You can use the following syntax to check your answers. Note the answers you get in R will not be EXACTLY the same you get by hand but they should be pretty close.

If your \(x = 542\) (ie the number of “successes” and your \(n = 3611\), this is how you can have R calculate a 90% Confidence Interval for you.

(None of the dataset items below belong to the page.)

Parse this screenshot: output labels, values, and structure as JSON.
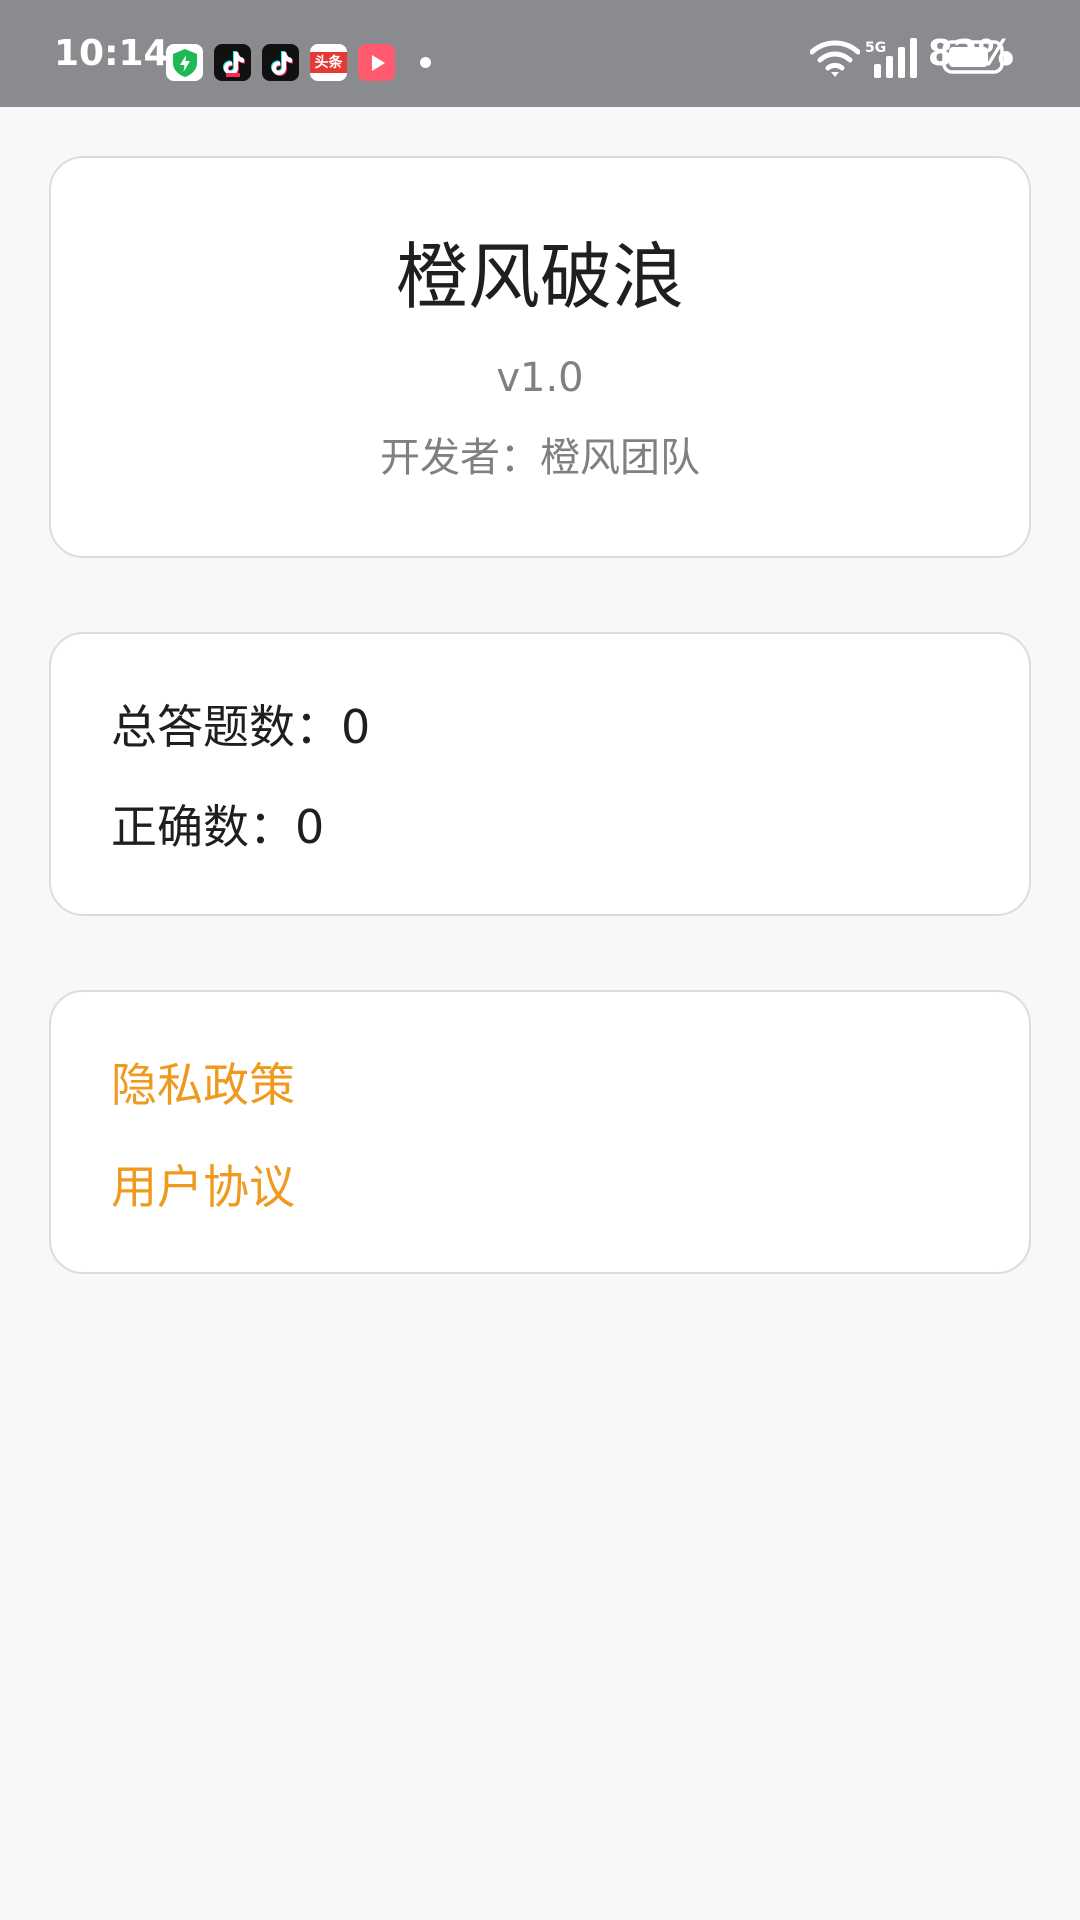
{
  "status_bar": {
    "time": "10:14",
    "network_label": "5G",
    "battery_percent": "82%",
    "battery_level": 0.82,
    "notification_icons": [
      "security-shield-icon",
      "tiktok-lite-icon",
      "tiktok-icon",
      "toutiao-icon",
      "video-player-icon"
    ],
    "toutiao_label": "头条"
  },
  "about": {
    "app_name": "橙风破浪",
    "version": "v1.0",
    "developer": "开发者：橙风团队"
  },
  "stats": {
    "total_label": "总答题数：",
    "total_value": "0",
    "correct_label": "正确数：",
    "correct_value": "0"
  },
  "links": {
    "privacy_policy": "隐私政策",
    "user_agreement": "用户协议"
  },
  "colors": {
    "accent": "#ef9a1e",
    "status_bar_bg": "#8a8b8f",
    "page_bg": "#f7f8fa"
  }
}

binom.test(x = 542, n = 3611,  conf.level = .90)[["conf.int"]]
## [1] 0.1403939 0.1602214
## attr(,"conf.level")
## [1] 0.9

25.

  1. p̂ = 0.150.
  2. np̂(1-p̂) = 460.40 > 10, and the sample is less than 5% of the population.
  3. Lower bound: 0.140. Upper bound: 0.160.
  4. 90% confident that the proportion of adult Americans 18 years and older who have used their smartphones to make a purchase between 0.140 and 0.160.

26.

  1. p̂ = 0.430.
  2. np̂(1-p̂) = 282.38 > 10, and the sample is less than 5% of the population.
  3. Lower bound: 0.401. Upper bound: 0.459
  4. 95% confident that the proportion of adult Americans 18 years and older who have used their smartphones to make a purchase between 0.401 and 0.459.

27.

  1. p̂ = 0.519.
  2. np̂(1-p̂) = 250.39 > 10, and the sample is less than 5% of the population.
  3. Lower boumd: 0.488. Upper bound: 0.550
  4. Yes; There is a possibility that the population proportion is more than 60% becuase its possible that the true proportion is not captured in the confidence interval. It is not likely.
  5. Lower bound: 0.450. Upper bound: 0.512

28.

  1. p̂ = 0.75.
  2. np̂(1-p̂) = 192 > 10, and the sample is less than 5%of the population.
  3. Lower bound: 0.715. Upper bound: 0.785
  4. Yes; it is possible that the population proportion is more than 70% because it is possible that the true proportion is not captured in the confidence interval. It is not likely.
  5. Lower bound: 0.215. Upper bound: 0.285

29.

  1. p̂ = 0.540
  2. np̂(1-p̂) = 432.20 > 10, and the sample is less than 5%of the population.
  3. Lower bound: 0.520. Upper bound: 0.560
  4. Lower bound: 0.509. Upper bound: 0.571
  5. Increasing confidence widens the interval.